Correct-versus-Overcycled-QuantSeq-Library-Results

Figure 2 | Bioanalyzer traces of correctly amplified and over-cycled 3’ mRNA-Seq libraries. QuantSeq 3’ mRNA-Seq libraries were amplified from templates created with 10 ng UHRR input with either the correct number of PCR cycles (19 cycles, blue trace) or over-cycled (24 cycles, red trace). Note the high molecular weight smear extending beyond the upper marker.

Overcycled_SENSE_Libraries

Figure 3 | Bioanalyzer traces of over-cycled mRNA-Seq libraries. Bioanalyzer traces of SENSE mRNA-Seq for Illumina libraries with a second peak in high molecular weight regions due to overcycling. Libraries amplified from cDNA templates synthesized with RTS (red) or RTL (blue) buffer.

Rescuing over-cycled RNA-Seq libraries

If over-cycled RNA-Seq libraries show a distinct second peak corresponding to “bubble products”, a “reconditioning” PCR with one or very few PCR cycles can be performed to yield perfectly double-stranded PCR products (Thompson et al., 2002). If the over-cycled library contains PCR products that stem from PCR product priming (due to primer depletion), a rescue of this fraction is not possible.

Effects of library PCR overcycling

Library quantification – Over-cycled PCR libraries are difficult to quantify accurately using standard microfluidics or gel-based methods, since the products are heterogeneous in structure and migration. qPCR assays are the method of choice, if over-cycled libraries have to be sequenced, since they will measure only the amplifiable fraction, irrespective of product structures. However, if the over-cycled library contains PCR products primed by other PCR products, then these chimeric results, while counted in the qPCR assay, can be too long to cluster on a short-read platform. Sequencing is still possible, but the read share can be expected to not match the calculation.

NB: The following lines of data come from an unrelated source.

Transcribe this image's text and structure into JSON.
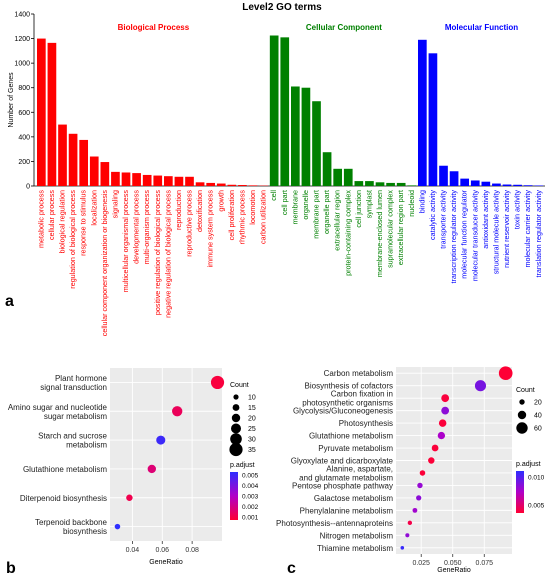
{
  "panel_labels": {
    "a": "a",
    "b": "b",
    "c": "c"
  },
  "colors": {
    "bp": "#ff0000",
    "cc": "#008000",
    "mf": "#0000ff",
    "panel_bg": "#ebebeb",
    "grid": "#ffffff",
    "padj_low": "#ff0033",
    "padj_mid": "#b000c8",
    "padj_high": "#2e2eff"
  },
  "chart_data": [
    {
      "type": "bar",
      "title": "Level2 GO terms",
      "ylabel": "Number of Genes",
      "ylim": [
        0,
        1400
      ],
      "yticks": [
        0,
        200,
        400,
        600,
        800,
        1000,
        1200,
        1400
      ],
      "grid": false,
      "groups": [
        {
          "name": "Biological Process",
          "color_key": "bp",
          "categories": [
            "metabolic process",
            "cellular process",
            "biological regulation",
            "regulation of biological process",
            "response to stimulus",
            "localization",
            "cellular component organization or biogenesis",
            "signaling",
            "multicellular organismal process",
            "developmental process",
            "multi-organism process",
            "positive regulation of biological process",
            "negative regulation of biological process",
            "reproduction",
            "reproductive process",
            "detoxification",
            "immune system process",
            "growth",
            "cell proliferation",
            "rhythmic process",
            "locomotion",
            "carbon utilization"
          ],
          "values": [
            1200,
            1165,
            500,
            425,
            375,
            240,
            195,
            115,
            110,
            105,
            90,
            85,
            80,
            75,
            75,
            30,
            25,
            20,
            10,
            8,
            5,
            3
          ]
        },
        {
          "name": "Cellular Component",
          "color_key": "cc",
          "categories": [
            "cell",
            "cell part",
            "membrane",
            "organelle",
            "membrane part",
            "organelle part",
            "extracellular region",
            "protein-containing complex",
            "cell junction",
            "symplast",
            "membrane-enclosed lumen",
            "supramolecular complex",
            "extracellular region part",
            "nucleoid"
          ],
          "values": [
            1225,
            1210,
            810,
            800,
            690,
            275,
            140,
            140,
            40,
            40,
            30,
            25,
            25,
            5
          ]
        },
        {
          "name": "Molecular Function",
          "color_key": "mf",
          "categories": [
            "binding",
            "catalytic activity",
            "transporter activity",
            "transcription regulator activity",
            "molecular function regulator",
            "molecular transducer activity",
            "antioxidant activity",
            "structural molecule activity",
            "nutrient reservoir activity",
            "toxin activity",
            "molecular carrier activity",
            "translation regulator activity"
          ],
          "values": [
            1190,
            1080,
            165,
            120,
            60,
            45,
            35,
            20,
            12,
            10,
            6,
            4
          ]
        }
      ]
    },
    {
      "type": "scatter",
      "xlabel": "GeneRatio",
      "xlim": [
        0.025,
        0.1
      ],
      "xticks": [
        0.04,
        0.06,
        0.08
      ],
      "categories": [
        "Plant hormone\nsignal transduction",
        "Amino sugar and nucleotide\nsugar metabolism",
        "Starch and sucrose\nmetabolism",
        "Glutathione metabolism",
        "Diterpenoid biosynthesis",
        "Terpenoid backbone\nbiosynthesis"
      ],
      "x": [
        0.097,
        0.07,
        0.059,
        0.053,
        0.038,
        0.03
      ],
      "count": [
        35,
        26,
        22,
        20,
        14,
        11
      ],
      "p_adjust": [
        0.0005,
        0.001,
        0.0055,
        0.0015,
        0.0008,
        0.0058
      ],
      "size_legend": {
        "title": "Count",
        "values": [
          10,
          15,
          20,
          25,
          30,
          35
        ]
      },
      "color_legend": {
        "title": "p.adjust",
        "ticks": [
          "0.005",
          "0.004",
          "0.003",
          "0.002",
          "0.001"
        ],
        "range": [
          0.0003,
          0.0058
        ]
      }
    },
    {
      "type": "scatter",
      "xlabel": "GeneRatio",
      "xlim": [
        0.005,
        0.097
      ],
      "xticks": [
        0.025,
        0.05,
        0.075
      ],
      "xtick_labels": [
        "0.025",
        "0.050",
        "0.075"
      ],
      "categories": [
        "Carbon metabolism",
        "Biosynthesis of cofactors",
        "Carbon fixation in\nphotosynthetic organisms",
        "Glycolysis/Gluconeogenesis",
        "Photosynthesis",
        "Glutathione metabolism",
        "Pyruvate metabolism",
        "Glyoxylate and dicarboxylate",
        "Alanine, aspartate,\nand glutamate metabolism",
        "Pentose phosphate pathway",
        "Galactose metabolism",
        "Phenylalanine metabolism",
        "Photosynthesis--antennaproteins",
        "Nitrogen metabolism",
        "Thiamine metabolism"
      ],
      "x": [
        0.092,
        0.072,
        0.044,
        0.044,
        0.042,
        0.041,
        0.036,
        0.033,
        0.026,
        0.024,
        0.023,
        0.02,
        0.016,
        0.014,
        0.01
      ],
      "count": [
        75,
        58,
        36,
        36,
        34,
        33,
        29,
        27,
        21,
        20,
        19,
        16,
        13,
        11,
        8
      ],
      "p_adjust": [
        0.0002,
        0.009,
        0.0005,
        0.008,
        0.0004,
        0.0065,
        0.0004,
        0.0003,
        0.0003,
        0.0075,
        0.008,
        0.007,
        0.001,
        0.0078,
        0.012
      ],
      "size_legend": {
        "title": "Count",
        "values": [
          20,
          40,
          60
        ]
      },
      "color_legend": {
        "title": "p.adjust",
        "ticks": [
          "0.010",
          "0.005"
        ],
        "range": [
          0.0001,
          0.0125
        ]
      }
    }
  ]
}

Mapping and gene expression quantification – Reads from chimeric PCR products might be mapped incorrectly or not at all, affecting the accuracy of gene expression quantification and leading to incorrect biological conclusions (Fig. 4). External RNA-Seq controls such as Lexogen’s SIRV spike-in transcripts can help to detect and quantify these effects.

PCA-ggplot

Figure 4 | Principal Component Analysis of standard and over-cycled RNA-Seq libraries. QuantSeq 3’ mRNA-Seq libraries produced from the same input were either amplified correctly (green dots) or over-cycled (dark blue). Gene expression values were then evaluated in a Principal Component Analysis (PCA). The Principal Component 1 (PC1) on the x-axis clearly separates both conditions, explaining 91 % of the variability seen in the read counts of the standard and the over-cycled samples. PC2 shows that the two over-cycled libraries do not cluster (unlike the correctly cycled libraries). This indicates that overcycling caused differential bias between the two incorrectly amplified samples, most likely by a variation in the duplicates fraction.

Summary

Correct PCR amplification is not only necessary to maintain the initial complexity of RNA-Seq libraries and to keep the number of PCR duplicates low, but to avoid the production of artefacts due to the depletion of PCR primers and/or dNTPs. These artefacts can affect library quantification, lane-mixing, generation of clusters on short-read NGS platforms, mapping, and eventually gene expression detection and quantification. qPCR is the best method to determine the correct PCR cycle number to avoid overcycling and under-cycling, and once this number is established, it can be used for RNA samples similar in amount, target sequence fraction, and integrity.